Hisense went for a broader approach. It weathered a TV pricing war in China that devastated other manufacturers by adhering to a “High Technology, High Quality, High Level Service and International Brand" motto. At CES 2013, it unveiled the XT880, an Ultra Hi-Def TV capable of displaying at 2160p. On the appliance front, Hisense is releasing a smart fridge in China that may make its way to the US, and seems to be focusing on "smart" home appliances that run on Android and communicate with one another. They're already selling dehumidifiers online and, on the official Hisense website, they're actively soliciting US distributors.
Obstacles to Entry
Back in the 1960's, Japanese products were considered cheap and undesirable. In the '80s, consumers derided Korean-made goods. At present, the tag "Made in China" can draw suspicion. There's also a fair amount of contention in Sino-US trade relations, and hardly an election goes by without someone making a political statement regarding products imported from China.
Both Haier and Hisense also have complex ties with their own government, which currently owns significant shares in each company although both have subsidiaries that are publicly traded. According to Forbes, the state owns 46.5 percent of Haier's appliance arm and 57 percent of its electronics firms.
The biggest obstacle to expansion, however, is an already-crowded marketplace.

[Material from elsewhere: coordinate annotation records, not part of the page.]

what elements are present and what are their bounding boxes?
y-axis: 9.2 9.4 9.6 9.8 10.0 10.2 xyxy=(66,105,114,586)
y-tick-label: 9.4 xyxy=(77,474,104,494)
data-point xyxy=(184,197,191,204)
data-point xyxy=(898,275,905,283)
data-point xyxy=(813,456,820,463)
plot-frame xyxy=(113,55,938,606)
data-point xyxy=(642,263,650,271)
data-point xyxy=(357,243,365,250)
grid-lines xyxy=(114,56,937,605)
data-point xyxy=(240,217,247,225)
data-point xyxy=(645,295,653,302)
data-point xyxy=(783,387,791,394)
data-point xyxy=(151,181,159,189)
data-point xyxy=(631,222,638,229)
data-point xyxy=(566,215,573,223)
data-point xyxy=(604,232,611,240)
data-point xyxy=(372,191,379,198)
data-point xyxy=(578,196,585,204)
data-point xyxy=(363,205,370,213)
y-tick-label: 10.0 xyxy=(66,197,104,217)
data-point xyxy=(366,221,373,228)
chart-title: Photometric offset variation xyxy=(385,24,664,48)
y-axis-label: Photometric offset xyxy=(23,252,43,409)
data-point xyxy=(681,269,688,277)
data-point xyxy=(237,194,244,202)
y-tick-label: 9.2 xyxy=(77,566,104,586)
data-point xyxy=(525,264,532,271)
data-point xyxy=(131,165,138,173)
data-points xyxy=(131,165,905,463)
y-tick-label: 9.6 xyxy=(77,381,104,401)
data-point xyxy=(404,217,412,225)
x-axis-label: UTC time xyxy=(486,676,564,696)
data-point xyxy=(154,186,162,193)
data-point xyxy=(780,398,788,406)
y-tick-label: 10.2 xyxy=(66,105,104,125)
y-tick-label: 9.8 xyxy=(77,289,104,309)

When LG and Samsung first started selling major appliances in the US, domestic manufacturers dominated. Hisense and Haier, on the other hand, will have to compete against similar makers from not only the US, but Korea, Germany, Sweden, Italy, Slovenia and Turkey. If the Chinese products don't immediately stand out, they may never gain traction.
A Hazy Prediction
From the size of their booths at this year's CES, it seems certain that Haier and Hisense are making a play for the US market. As far as appliances are concerned, Haier's focus appears to be on more economical models as well as niche appliances: at CES, they showed off a low-priced, high efficiency top loading washer and one of the few combination washer/dryers sold in the US. Hisense, on the other hand, seems to be selling a lifestyle alongside its products. The sparkling, Android-powered smart fridge in its CES booth was evidence of that.
Looking at the history of how long it took the Korean appliance manufacturers to grow their US sales, it'll probably take close to a decade for Haier or Hisense to be fighting for space alongside Whirlpool and GE at your local appliance retailer. Competition in every category that these companies occupy is stiff. However, like with LG and Samsung, electronic sales may grow and help build brand recognition for appliances.
However, Haier and Hisense may fall out of favor. Their executives could be replaced, or they could make enough money domestically that the US market becomes less of a priority. At this point, it's too early to tell. As far as appliances are concerned, Haier and Hisense are just dipping their toes into the market. The best way to see if they take the plunge is to just wait.